IT organizations tend to embrace appliances when the compute power available on a server becomes constrained. By offloading a particular workload to an appliance, the IT organization gains headroom on their servers for other applications. For that reason, we’ve seen the emergence of one appliance approach or another to run analytics workloads. The trouble is that appliances introduce a lot of management overhead that tends to drive up the total cost of enterprise IT.
With the introduction of multicore processors, that dynamic is starting to change. New in-memory databases take advantage of all those cores to process transactions and analytics simultaneously in real time, thereby eliminating the need for separate appliances.
One of the early pioneers of these in-memory databases is VoltDB, which today released a version 4.0 upgrade that improves the performance of analytics applications running on the in-memory database by a factor of ten. In addition, VoltDB has rolled out Voltify, a tool designed to help customers migrate from the open source MySQL database to VoltDB.
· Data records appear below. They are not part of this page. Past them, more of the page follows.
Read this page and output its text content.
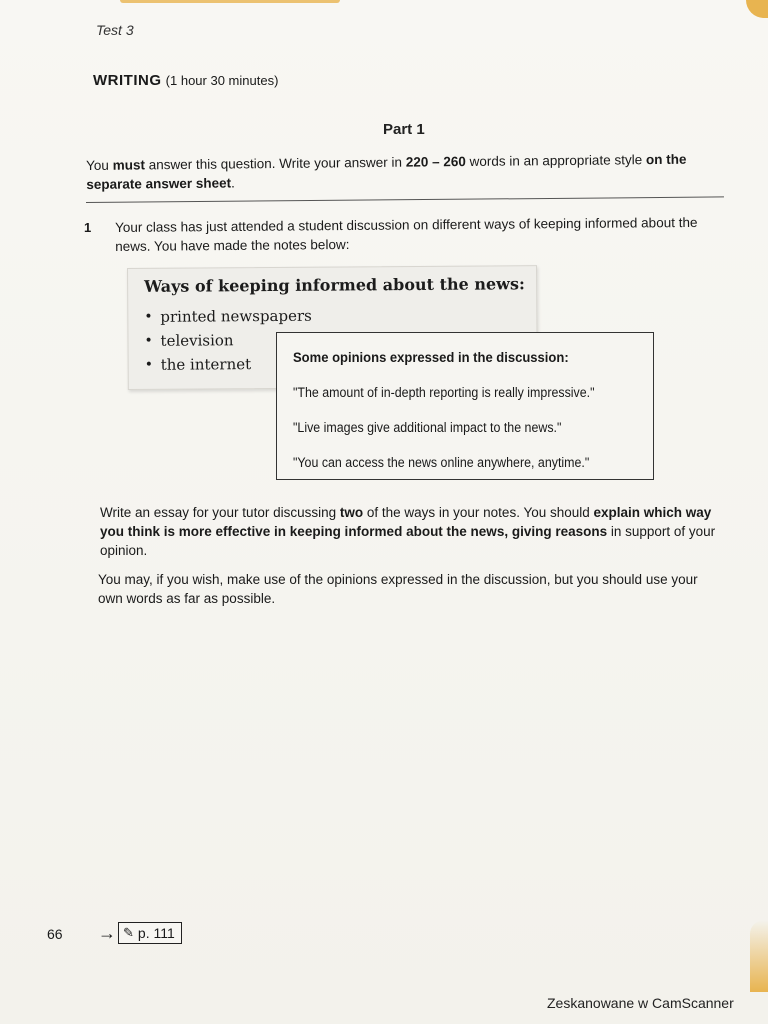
Test 3
WRITING (1 hour 30 minutes)
Part 1
You must answer this question. Write your answer in 220 – 260 words in an appropriate style on the separate answer sheet.
1 Your class has just attended a student discussion on different ways of keeping informed about the news. You have made the notes below:
Ways of keeping informed about the news:
• printed newspapers
• television
• the internet	Some opinions expressed in the discussion:
"The amount of in-depth reporting is really impressive."
"Live images give additional impact to the news."
"You can access the news online anywhere, anytime."
Write an essay for your tutor discussing two of the ways in your notes. You should explain which way you think is more effective in keeping informed about the news, giving reasons in support of your opinion.
You may, if you wish, make use of the opinions expressed in the discussion, but you should use your own words as far as possible.
66 → ✎ p. 111
Zeskanowane w CamScanner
The VoltDB performance gains were achieved by reworking the algorithms that VoltDB uses to process analytics applications. Company CEO Bruce Reading says that VoltDB is different because it leverages the scale out capabilities of industry-standard x86 servers in a way that allows organizations to maintain their investments in SQL. Rather than having to make massive upfront investments in new hardware, Reading says VoltDB makes it possible to add x86 servers over time to increase application performance.
In addition, Reading notes that VoltDB can support a broad range of applications, versus an appliance architecture that relies on technologies such as Fibre Channel to optimize I/O performance or a platform that is optimized for a particular suite of applications.
A race to become the next dominant in-memory database is on. While it’s not clear yet who will win the sprint to the finish, VoltDB does have the advantage of supporting production applications at over 325 customers for several years, including a unit at BNY Mellon subsidiary, Eagle Investment Systems. From an IT organization perspective, this means that the days when VoltDB needed to experiment on customers are clearly behind it.